El Castillo de los monstruos (1958): The best Mexican horror spoof I've seen. This epic pits Antonio Espino "Clavillazo", the Man with the Eloquent Hands, against a vampire (German Robles again) , a Frankenstein's monster ("Frentestein"), a mummy, a gillman ("La repugnante Bestia de la Laguna Seca"), TWO wolfmen, and a mad scientist, all in a castle.. hence the title. Village undertaker Clavillazo befriends a pretty young widow, Evangelina Elizondo, and temporarily gives her his own ramshackle apartment while she looks for work. Unfortunately, she has also caught the eye of the village mad scientist and it isn't long before she's abducted and hypnotized into believing herself "Galatea". It's up to Clavillazo to rescue her from the doctor's castle, but first he has to defeat the doctor's ARMY OF MONSTERS. Clavillazo is extremely good here and has a series of beautifully-timed comic set pieces, the best of which have nothing whatsoever to do with the titular monsters. A sequence in which he serenades Elizondo by miming to a love song on a transistor radio is particularly charming (and very funny when his friends change the station and he's forced to keep pace). Antonio Espino is one of those comedians who by all rights should have been an international success in his day, and yet he retired from the screen in his prime, going down with the rest of the Mexican film industry. I'd love to know his story. It's a pity that Columbia held on the US distribution for El Castillo de los monstruos and thus kept it out of the hands of K. Gordon Murray. This would have been an indispensable addition to Murray's package of dubbed Mexican horror pictures.
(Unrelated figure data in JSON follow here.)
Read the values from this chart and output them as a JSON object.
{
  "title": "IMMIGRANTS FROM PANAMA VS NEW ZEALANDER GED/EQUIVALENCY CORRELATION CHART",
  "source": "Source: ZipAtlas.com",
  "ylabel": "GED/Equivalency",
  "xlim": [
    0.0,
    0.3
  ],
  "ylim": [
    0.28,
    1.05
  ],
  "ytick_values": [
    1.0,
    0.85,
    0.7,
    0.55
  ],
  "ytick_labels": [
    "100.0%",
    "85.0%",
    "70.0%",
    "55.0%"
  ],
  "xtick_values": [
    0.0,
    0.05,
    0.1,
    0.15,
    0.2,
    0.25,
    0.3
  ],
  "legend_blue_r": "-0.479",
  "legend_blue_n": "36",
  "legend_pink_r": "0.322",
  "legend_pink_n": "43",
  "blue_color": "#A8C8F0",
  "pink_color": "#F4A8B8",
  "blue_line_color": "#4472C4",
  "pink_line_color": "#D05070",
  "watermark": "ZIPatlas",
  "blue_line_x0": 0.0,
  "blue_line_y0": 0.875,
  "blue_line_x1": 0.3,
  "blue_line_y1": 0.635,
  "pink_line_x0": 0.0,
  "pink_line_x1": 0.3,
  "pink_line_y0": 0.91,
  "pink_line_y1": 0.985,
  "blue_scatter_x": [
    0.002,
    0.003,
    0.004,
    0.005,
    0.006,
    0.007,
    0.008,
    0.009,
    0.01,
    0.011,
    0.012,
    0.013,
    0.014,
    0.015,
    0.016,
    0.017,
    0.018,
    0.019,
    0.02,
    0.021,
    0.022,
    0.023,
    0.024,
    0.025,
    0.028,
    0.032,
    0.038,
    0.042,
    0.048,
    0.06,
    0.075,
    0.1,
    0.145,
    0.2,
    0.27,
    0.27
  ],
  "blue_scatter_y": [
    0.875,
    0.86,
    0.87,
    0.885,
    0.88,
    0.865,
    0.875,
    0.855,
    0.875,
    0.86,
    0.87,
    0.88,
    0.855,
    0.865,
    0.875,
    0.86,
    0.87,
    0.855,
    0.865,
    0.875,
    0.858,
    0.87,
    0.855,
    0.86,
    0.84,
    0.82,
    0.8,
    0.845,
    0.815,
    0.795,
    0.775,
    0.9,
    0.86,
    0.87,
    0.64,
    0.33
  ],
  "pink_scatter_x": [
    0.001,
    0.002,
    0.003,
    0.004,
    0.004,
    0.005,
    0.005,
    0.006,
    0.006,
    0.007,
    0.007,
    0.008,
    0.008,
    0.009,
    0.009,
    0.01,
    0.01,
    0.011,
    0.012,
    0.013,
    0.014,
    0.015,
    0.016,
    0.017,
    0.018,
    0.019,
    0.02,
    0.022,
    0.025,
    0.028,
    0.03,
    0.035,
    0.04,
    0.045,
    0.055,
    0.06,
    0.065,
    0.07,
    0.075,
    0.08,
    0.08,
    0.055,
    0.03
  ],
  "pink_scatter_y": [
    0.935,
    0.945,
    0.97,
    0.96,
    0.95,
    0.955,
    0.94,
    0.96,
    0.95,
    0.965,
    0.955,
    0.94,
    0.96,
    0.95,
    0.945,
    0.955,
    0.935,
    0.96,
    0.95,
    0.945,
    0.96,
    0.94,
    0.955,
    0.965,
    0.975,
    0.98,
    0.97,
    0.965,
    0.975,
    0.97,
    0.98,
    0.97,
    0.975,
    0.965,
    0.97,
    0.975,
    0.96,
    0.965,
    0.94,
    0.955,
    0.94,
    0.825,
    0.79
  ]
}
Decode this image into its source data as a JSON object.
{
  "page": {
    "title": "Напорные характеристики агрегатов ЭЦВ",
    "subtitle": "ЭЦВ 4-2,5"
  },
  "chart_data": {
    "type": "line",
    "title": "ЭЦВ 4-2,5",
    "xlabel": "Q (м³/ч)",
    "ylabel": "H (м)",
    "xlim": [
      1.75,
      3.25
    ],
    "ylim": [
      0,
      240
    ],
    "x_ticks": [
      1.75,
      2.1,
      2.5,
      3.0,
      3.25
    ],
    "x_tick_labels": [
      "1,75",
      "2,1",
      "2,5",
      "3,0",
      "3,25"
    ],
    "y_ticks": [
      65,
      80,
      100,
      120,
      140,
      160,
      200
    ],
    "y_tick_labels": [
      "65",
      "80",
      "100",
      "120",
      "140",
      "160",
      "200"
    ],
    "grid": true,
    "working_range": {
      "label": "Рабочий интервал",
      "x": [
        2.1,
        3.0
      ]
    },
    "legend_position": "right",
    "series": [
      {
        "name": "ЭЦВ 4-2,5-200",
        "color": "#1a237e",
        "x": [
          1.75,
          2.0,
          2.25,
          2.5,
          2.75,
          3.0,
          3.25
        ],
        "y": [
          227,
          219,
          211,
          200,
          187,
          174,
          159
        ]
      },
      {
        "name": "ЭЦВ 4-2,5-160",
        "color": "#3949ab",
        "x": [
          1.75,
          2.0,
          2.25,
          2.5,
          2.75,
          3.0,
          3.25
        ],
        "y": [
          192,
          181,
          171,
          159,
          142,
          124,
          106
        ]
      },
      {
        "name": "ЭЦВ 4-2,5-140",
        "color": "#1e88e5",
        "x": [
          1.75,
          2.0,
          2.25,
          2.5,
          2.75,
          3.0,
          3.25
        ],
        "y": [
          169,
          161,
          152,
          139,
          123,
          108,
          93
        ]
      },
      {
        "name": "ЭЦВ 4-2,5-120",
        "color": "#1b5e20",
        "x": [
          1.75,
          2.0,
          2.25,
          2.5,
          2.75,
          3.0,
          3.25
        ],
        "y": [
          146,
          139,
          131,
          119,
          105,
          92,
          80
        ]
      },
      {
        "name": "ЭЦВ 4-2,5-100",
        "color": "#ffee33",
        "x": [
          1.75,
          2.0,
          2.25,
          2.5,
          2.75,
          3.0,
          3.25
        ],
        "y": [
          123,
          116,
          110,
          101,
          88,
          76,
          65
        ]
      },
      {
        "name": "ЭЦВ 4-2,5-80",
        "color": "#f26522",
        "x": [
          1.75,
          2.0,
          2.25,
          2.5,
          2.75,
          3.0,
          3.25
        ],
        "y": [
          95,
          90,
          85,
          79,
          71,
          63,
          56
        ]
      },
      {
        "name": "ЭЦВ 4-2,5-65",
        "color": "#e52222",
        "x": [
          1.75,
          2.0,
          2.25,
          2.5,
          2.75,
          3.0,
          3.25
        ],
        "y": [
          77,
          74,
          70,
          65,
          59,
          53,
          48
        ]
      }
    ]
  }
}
Los fantasmas burlones (1965): FOUR Mexican comedians for the price of one, mostly because all of their careers were on the downturn in 1965, along with the Mexican film industry. Clavillazo, the genius pantomimist and catchphrase delivery-system, stars along with goofy eccentric dancer Resortes as a pair of carnival mind readers/fortune tellers who accidentally conjure up two genuine ghosts: Tin-Tan (the second most famous Mexicomic of all) and his brother Loco Valdez (who most famously played The Big Bad Wolf in Mexican fairy tale movies). Tin-Tan none-too-convincingly plays an Englishman, Ludovico Churchill, and Loco is an 18th Century French dandy. These historical roles are meaningless, however, and eventually get lost in the shuffle as Tin-Tan and Loco steal suits, run amok in the amusement park and make time with Clavillazo and Resortes' girlfriends. The film is loaded with comedy musical numbers, mostly from other movies (resulting, at one point, in Resortes suddenly becoming eight years younger and losing his mustache). There's an absolutely amazing Around The World Tribute to Ethnic Stereotypes number which features Tin-Tan and Loco as, among others, stereotyped Chinamen (in Japan), Egyptians, and Greeks, and Loco performs "Witch Doctor", transforming himself at intervals into a Witch Doctor, a fey cupid, and a Nazi (!!!!). Brain-melting, Mexican comedy overload, with more catchy pop songs, low-budget ghost FX and carnival atmosphere than thirty such lesser films. You don't need to understand a word of Spanish to enjoy this, but it helps.